In the two years from March of 2009 to March 2011, the FBI opened more than 82,000 of these assessments of people and groups without a factual basis to suspect wrongdoing. Only 3,315 of these assessments found information sufficient to justify further investigation.
Not only was the hit rate insignificant (and hardly enough to justify the opening of 82,000 assessments), but the FBI is still holding onto the data collected on the 78,000 targets it was unable to find any reason to continue investigating.
The Suspicious Activity Reporting program is also a failure, although the FBI notes that the thousands of “tips” it receives a year justify continued funding. (It glosses over the fact that the SAR system is nearly as worthless as its “assessments.”)
The ACLU of Northern California recently obtained hundreds of SARs from California, including many that were entered into eGuardian, which clearly show people are targeted based on racial and religious characteristics and First Amendment-protected activity like photography. The Government Accountability Office criticized the federal government’s SAR programs for failing to establish metrics to determine whether they actually improve security. Any program that violates rights and doesn’t improve security should be closed immediately.
On top of that, there’s the Fusion Centers the FBI works with. Although these are technically a DHS line item, any money being spent collaborating with (or withholding information from[?]) entities a Congressional investigation called “wasteful,” “useless” and “possibly fraudulent” is money better spent elsewhere.
So, there’s some more areas where money could be saved, or at the very least, diverted to investigative activities with better success rates (and, of course, fewer instances of civil liberties violations).
But even without cutting back a single program, there’s something to be said for cutting staff. While unpleasant for those on the receiving end of pink slips, the fact is that the FBI’s budget has more than doubled since 2001 ($3.2 billion to $8.1 billion). It has also added nearly 7,000 positions over that same period. The FBI goes on at length about its counterterrorism work but there’s little hard evidence to support the theory that the terrorist threat has expanded at the same rate as its budget. But this discrepancy between budget and staff indicates the issue isn’t too many employees.
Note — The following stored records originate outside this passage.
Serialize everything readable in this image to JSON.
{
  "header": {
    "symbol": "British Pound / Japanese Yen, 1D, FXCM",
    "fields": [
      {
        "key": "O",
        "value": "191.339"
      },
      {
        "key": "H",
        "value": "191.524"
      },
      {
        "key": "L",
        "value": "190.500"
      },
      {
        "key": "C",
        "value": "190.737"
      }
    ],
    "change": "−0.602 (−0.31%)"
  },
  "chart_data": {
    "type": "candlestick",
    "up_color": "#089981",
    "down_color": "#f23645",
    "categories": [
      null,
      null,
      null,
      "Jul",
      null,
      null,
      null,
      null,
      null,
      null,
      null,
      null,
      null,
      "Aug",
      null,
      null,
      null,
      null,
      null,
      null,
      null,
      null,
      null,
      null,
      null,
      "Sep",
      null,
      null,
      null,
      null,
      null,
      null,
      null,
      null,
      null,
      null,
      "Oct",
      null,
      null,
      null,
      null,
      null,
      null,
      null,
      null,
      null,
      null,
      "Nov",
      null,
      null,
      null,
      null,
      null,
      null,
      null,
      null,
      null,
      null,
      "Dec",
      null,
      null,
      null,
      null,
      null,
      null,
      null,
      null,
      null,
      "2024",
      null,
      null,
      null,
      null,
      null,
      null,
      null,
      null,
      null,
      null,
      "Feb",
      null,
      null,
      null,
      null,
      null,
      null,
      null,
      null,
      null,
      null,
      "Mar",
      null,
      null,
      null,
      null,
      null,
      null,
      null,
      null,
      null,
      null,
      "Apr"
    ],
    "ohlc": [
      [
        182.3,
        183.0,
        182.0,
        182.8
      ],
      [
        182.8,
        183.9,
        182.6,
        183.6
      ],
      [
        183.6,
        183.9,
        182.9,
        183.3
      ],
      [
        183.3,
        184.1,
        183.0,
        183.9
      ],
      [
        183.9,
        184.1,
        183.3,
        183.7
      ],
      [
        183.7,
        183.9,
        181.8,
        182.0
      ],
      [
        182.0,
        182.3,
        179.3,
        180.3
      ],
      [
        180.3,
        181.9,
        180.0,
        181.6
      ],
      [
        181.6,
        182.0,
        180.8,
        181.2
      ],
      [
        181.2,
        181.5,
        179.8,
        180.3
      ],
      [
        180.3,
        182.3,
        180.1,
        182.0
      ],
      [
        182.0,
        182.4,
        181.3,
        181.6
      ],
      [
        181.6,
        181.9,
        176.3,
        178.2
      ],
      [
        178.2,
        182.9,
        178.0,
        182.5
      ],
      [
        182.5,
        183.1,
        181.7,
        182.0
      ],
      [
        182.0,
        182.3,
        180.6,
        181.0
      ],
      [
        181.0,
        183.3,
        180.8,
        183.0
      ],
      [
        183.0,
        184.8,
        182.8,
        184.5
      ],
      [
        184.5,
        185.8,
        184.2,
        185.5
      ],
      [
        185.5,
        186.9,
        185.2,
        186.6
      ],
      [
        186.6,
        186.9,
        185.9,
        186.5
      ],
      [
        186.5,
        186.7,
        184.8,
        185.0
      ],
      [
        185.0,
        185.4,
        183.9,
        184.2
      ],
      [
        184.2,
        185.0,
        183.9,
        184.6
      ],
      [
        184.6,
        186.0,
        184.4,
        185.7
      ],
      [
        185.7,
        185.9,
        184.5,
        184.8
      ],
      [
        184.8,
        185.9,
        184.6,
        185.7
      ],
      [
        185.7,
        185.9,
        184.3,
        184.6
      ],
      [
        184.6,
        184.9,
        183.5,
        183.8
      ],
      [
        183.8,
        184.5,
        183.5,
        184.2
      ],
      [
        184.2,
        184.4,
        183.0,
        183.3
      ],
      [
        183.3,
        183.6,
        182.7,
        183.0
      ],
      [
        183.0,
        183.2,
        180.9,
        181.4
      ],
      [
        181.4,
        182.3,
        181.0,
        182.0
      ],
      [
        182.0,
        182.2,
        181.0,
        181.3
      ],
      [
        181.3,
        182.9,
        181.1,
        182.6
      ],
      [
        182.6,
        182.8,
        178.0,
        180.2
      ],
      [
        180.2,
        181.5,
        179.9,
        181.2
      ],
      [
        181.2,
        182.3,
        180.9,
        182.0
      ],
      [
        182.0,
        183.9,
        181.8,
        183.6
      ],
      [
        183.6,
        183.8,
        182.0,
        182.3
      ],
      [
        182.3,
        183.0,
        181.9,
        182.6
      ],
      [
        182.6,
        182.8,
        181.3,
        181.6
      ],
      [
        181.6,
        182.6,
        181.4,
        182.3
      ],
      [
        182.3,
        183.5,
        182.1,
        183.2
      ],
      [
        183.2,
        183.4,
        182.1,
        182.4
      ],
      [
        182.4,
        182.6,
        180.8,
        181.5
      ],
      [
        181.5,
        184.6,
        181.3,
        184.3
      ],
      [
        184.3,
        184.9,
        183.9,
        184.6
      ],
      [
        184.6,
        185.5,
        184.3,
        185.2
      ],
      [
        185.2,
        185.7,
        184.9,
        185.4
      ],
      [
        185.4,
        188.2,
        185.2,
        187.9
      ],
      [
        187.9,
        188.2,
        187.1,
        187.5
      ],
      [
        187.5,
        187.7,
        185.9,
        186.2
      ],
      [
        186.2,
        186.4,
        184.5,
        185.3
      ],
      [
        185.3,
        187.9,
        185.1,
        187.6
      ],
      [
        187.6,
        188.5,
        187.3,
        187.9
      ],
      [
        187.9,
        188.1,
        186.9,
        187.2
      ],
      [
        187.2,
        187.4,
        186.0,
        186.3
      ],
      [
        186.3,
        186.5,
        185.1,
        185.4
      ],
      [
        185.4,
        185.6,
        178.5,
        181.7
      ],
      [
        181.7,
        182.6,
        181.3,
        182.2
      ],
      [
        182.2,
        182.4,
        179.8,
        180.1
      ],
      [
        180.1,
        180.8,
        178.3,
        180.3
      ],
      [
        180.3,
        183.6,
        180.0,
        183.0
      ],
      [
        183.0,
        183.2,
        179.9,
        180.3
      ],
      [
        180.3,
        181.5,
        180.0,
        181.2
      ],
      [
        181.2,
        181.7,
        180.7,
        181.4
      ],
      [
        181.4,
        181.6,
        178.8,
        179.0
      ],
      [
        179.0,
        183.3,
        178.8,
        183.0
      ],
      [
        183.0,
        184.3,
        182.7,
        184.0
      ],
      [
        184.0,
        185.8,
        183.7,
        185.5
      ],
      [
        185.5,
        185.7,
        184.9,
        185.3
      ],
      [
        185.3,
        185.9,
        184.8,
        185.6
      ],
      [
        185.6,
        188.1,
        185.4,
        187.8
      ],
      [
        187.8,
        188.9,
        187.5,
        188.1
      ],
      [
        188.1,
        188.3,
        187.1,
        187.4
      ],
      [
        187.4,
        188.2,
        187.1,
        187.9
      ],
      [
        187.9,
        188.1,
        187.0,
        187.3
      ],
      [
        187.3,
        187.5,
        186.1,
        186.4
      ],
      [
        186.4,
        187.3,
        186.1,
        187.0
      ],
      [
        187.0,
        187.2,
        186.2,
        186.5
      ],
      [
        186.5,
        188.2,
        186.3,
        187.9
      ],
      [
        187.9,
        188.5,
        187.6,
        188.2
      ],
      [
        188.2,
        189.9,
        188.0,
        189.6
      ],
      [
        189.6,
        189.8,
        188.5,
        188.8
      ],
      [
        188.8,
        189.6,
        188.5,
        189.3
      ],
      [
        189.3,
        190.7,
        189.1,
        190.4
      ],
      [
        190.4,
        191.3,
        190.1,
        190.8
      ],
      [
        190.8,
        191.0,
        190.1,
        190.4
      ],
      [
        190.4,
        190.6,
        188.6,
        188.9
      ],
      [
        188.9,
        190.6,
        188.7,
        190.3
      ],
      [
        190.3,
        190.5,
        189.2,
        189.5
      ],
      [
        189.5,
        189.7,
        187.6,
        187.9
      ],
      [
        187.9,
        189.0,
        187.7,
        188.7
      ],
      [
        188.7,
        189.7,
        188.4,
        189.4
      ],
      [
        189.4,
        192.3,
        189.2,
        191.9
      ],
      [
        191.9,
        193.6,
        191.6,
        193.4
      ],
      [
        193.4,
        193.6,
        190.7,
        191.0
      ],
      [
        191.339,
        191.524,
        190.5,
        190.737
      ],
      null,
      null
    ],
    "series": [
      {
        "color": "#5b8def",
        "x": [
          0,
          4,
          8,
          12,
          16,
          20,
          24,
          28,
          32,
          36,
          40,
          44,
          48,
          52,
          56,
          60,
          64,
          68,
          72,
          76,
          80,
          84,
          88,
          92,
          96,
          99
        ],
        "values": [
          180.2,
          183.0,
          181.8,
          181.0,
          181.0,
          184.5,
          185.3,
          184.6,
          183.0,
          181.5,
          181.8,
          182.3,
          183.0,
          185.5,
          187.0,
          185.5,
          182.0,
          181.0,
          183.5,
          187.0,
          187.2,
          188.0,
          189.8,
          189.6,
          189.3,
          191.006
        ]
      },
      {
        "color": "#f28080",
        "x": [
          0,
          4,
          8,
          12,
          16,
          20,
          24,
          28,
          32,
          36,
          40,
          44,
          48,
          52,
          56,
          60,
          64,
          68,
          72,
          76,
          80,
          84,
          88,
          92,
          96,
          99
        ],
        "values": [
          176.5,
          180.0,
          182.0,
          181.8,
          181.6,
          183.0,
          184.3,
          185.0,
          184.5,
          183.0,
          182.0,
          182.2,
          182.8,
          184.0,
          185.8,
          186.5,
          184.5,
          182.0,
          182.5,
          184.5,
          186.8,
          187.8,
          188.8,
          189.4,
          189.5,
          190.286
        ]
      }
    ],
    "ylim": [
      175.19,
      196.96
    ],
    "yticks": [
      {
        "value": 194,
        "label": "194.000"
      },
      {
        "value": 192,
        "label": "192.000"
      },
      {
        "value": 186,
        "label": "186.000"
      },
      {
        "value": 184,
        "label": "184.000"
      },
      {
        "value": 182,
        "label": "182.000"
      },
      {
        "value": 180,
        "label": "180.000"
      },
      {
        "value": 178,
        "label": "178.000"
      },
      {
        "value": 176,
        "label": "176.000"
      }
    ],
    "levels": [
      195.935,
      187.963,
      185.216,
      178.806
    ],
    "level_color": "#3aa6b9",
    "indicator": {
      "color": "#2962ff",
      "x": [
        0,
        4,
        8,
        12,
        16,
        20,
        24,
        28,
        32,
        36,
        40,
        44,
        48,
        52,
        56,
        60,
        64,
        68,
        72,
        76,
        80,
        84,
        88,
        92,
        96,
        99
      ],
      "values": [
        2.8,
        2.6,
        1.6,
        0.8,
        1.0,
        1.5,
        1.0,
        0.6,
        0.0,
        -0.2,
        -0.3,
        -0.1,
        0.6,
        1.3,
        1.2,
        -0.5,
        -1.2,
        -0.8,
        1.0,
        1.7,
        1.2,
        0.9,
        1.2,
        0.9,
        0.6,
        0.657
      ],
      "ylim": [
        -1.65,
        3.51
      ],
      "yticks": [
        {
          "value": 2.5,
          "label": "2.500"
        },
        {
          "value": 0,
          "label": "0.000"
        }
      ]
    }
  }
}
When Comey talks about cutting staff, he’s not looking at the real problem. An agency that’s ballooned to twice its size budget-wise in 12 years without coming anywhere close to doubling its staff is likely sitting on a ton of redundant systems and inefficient processes. If the agency was truly stretched, it would be adding more agents rather than more initiatives and sketchy surveillance programs.
Let’s not forget that the agency has twice blown a significant amount of money on updating its computer system. It gave $600 million to SAIC (the contractors behind Oakland’s new Orwellian surveillance system), which managed to cobble together a spectacular failure over a five-year period, one so terrible it was scrapped immediately. The job was handed off to a new contractor and given a $400 million budget and a four-year window back in 2006. That system finally went fully live in August of 2012.
This is the FBI director’s response to a 10% budget cut. He makes it sound as though the agency will fade quietly out of existence unless given more money than it was given the year before, and he obviously expects this to continue in perpetuity. If he believes a $800 million haircut (relatively-speaking) will make the agency resort to “looking through the couch cushions” in order to fund its work, then it’s hardly a surprise it’s asking for $270,000 to fulfill an FOIA request. Hard times mean looking for new revenue streams.